If a million copies are sold - so be it.
--Copperspine Records mission statement
The creative forces behind Vancouver's Copperspine Records [www.copperspine.com] have put their own spin on the cooperative experience. They refuse to confine themselves to a single musical genre, acknowledging the eclectic appetites of the audiophile communicty, and strengthening themselves as a collective in the process. Copperspine feeds the hungry minority with releases ranging from country and roots to punk and electronica. Copperspine is as free with forms as it is with genre. Visual artists and artisans also contribute to the collective's assault on the scene. A Sunday morning pancake breakfast in East Van provided a fine setting to meet some of the Copperspine crew...
...Chris Kelly of That Kelly Boy hails from rural Ontario ("Prairie Ontario", another Copperspine member joked). He met two of Roger Dean Young's roommates at open mics in Vancouver when he moved here in 1998. Roger and a fledgling Copperspine became involved with the creation of his debut solo CD, Lonely Lake. "He knew I was recording a record and then he kept pushing me to finish it. By that time, Copperspine was a reality, so we put it out under that." One advantage of the collective, in his mind, is that it frees up his time to create, and allows him to leave the details of running the label in more capable hands. "I'm not lazy, but I find the workload of trying to do music and make a living with my other job enough. It works great for me, although I do feel guilty that other people seem to be working hard." Communications with the label are aided by the fact that his wife Heidi is very involved with day-to-day operations. "Everything that's typed in or involves data involves me, so he'll know or I tell him," she confirms. "But it's a big group of friends anyway, so people will listen to each other," adds Chris.

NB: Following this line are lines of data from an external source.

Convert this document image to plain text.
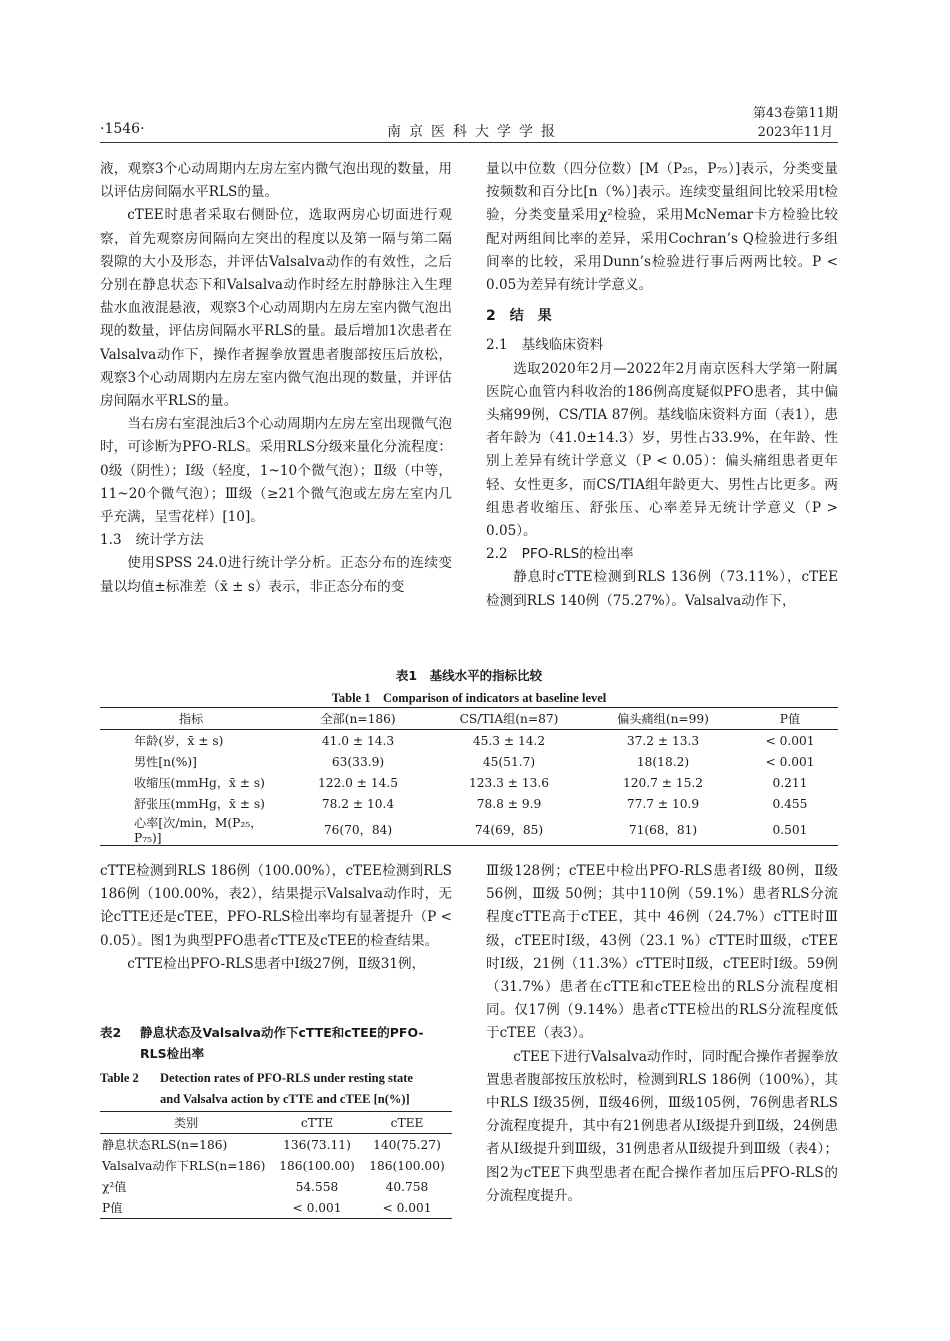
·1546·	南京医科大学学报
第43卷第11期
2023年11月

液，观察3个心动周期内左房左室内微气泡出现的数量，用以评估房间隔水平RLS的量。

cTEE时患者采取右侧卧位，选取两房心切面进行观察，首先观察房间隔向左突出的程度以及第一隔与第二隔裂隙的大小及形态，并评估Valsalva动作的有效性，之后分别在静息状态下和Valsalva动作时经左肘静脉注入生理盐水血液混悬液，观察3个心动周期内左房左室内微气泡出现的数量，评估房间隔水平RLS的量。最后增加1次患者在Valsalva动作下，操作者握拳放置患者腹部按压后放松，观察3个心动周期内左房左室内微气泡出现的数量，并评估房间隔水平RLS的量。

当右房右室混浊后3个心动周期内左房左室出现微气泡时，可诊断为PFO-RLS。采用RLS分级来量化分流程度：0级（阴性）；Ⅰ级（轻度，1~10个微气泡）；Ⅱ级（中等，11~20个微气泡）；Ⅲ级（≥21个微气泡或左房左室内几乎充满，呈雪花样）[10]。

1.3 统计学方法

使用SPSS 24.0进行统计学分析。正态分布的连续变量以均值±标准差（x̄ ± s）表示，非正态分布的变

量以中位数（四分位数）[M（P₂₅，P₇₅）]表示，分类变量按频数和百分比[n（%）]表示。连续变量组间比较采用t检验，分类变量采用χ²检验，采用McNemar卡方检验比较配对两组间比率的差异，采用Cochran’s Q检验进行多组间率的比较，采用Dunn’s检验进行事后两两比较。P < 0.05为差异有统计学意义。

2　结　果

2.1 基线临床资料

选取2020年2月—2022年2月南京医科大学第一附属医院心血管内科收治的186例高度疑似PFO患者，其中偏头痛99例，CS/TIA 87例。基线临床资料方面（表1），患者年龄为（41.0±14.3）岁，男性占33.9%，在年龄、性别上差异有统计学意义（P < 0.05）：偏头痛组患者更年轻、女性更多，而CS/TIA组年龄更大、男性占比更多。两组患者收缩压、舒张压、心率差异无统计学意义（P > 0.05）。

2.2 PFO-RLS的检出率

静息时cTTE检测到RLS 136例（73.11%），cTEE检测到RLS 140例（75.27%）。Valsalva动作下，

表1　基线水平的指标比较
Table 1　Comparison of indicators at baseline level
指标	全部(n=186)	CS/TIA组(n=87)	偏头痛组(n=99)	P值
年龄(岁，x̄ ± s)	41.0 ± 14.3	45.3 ± 14.2	37.2 ± 13.3	< 0.001
男性[n(%)]	63(33.9)	45(51.7)	18(18.2)	< 0.001
收缩压(mmHg，x̄ ± s)	122.0 ± 14.5	123.3 ± 13.6	120.7 ± 15.2	0.211
舒张压(mmHg，x̄ ± s)	78.2 ± 10.4	78.8 ± 9.9	77.7 ± 10.9	0.455
心率[次/min，M(P₂₅，P₇₅)]	76(70，84)	74(69，85)	71(68，81)	0.501

cTTE检测到RLS 186例（100.00%），cTEE检测到RLS 186例（100.00%，表2），结果提示Valsalva动作时，无论cTTE还是cTEE，PFO-RLS检出率均有显著提升（P < 0.05）。图1为典型PFO患者cTTE及cTEE的检查结果。

cTTE检出PFO-RLS患者中Ⅰ级27例，Ⅱ级31例，

表2	静息状态及Valsalva动作下cTTE和cTEE的PFO-
RLS检出率
Table 2	Detection rates of PFO-RLS under resting state
and Valsalva action by cTTE and cTEE [n(%)]
类别	cTTE	cTEE
静息状态RLS(n=186)	136(73.11)	140(75.27)
Valsalva动作下RLS(n=186)	186(100.00)	186(100.00)
χ²值	54.558	40.758
P值	< 0.001	< 0.001

Ⅲ级128例；cTEE中检出PFO-RLS患者Ⅰ级 80例，Ⅱ级 56例，Ⅲ级 50例；其中110例（59.1%）患者RLS分流程度cTTE高于cTEE，其中 46例（24.7%）cTTE时Ⅲ级，cTEE时Ⅰ级，43例（23.1 %）cTTE时Ⅲ级，cTEE时Ⅰ级，21例（11.3%）cTTE时Ⅱ级，cTEE时Ⅰ级。59例（31.7%）患者在cTTE和cTEE检出的RLS分流程度相同。仅17例（9.14%）患者cTTE检出的RLS分流程度低于cTEE（表3）。

cTEE下进行Valsalva动作时，同时配合操作者握拳放置患者腹部按压放松时，检测到RLS 186例（100%），其中RLS Ⅰ级35例，Ⅱ级46例，Ⅲ级105例，76例患者RLS分流程度提升，其中有21例患者从Ⅰ级提升到Ⅱ级，24例患者从Ⅰ级提升到Ⅲ级，31例患者从Ⅱ级提升到Ⅲ级（表4）；图2为cTEE下典型患者在配合操作者加压后PFO-RLS的分流程度提升。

Design artist Heidi May represents a growing non-musical element of Copperspine. "Roger's idea all along was to not have it be just a record label, and to have it be about community. From the very beginning he's always wanted to promote any kind of artistic creativity."
"I have a passion about the identity of Copperspine. Because of my fine arts background, I'm really conscious of the look of things. I always get obsessed with the package and making sure that things go together the right way. The idea of having people that are roots-based, or punk, or electronic, but then somehow trying to have an identity about a collective was intriguing. It gave me a chance to apply the stuff I like and the identity behind the musicians; not only CD packaging and posters, but I do a lot of mixed media work."
" It also gives me a chance to get away from the art world, which can be very restrictive. I'm more of a helper, a motivator. Since I'm an art teacher, I enjoy critiquing and debating. I have no problem giving my opinion, and it's usually honest."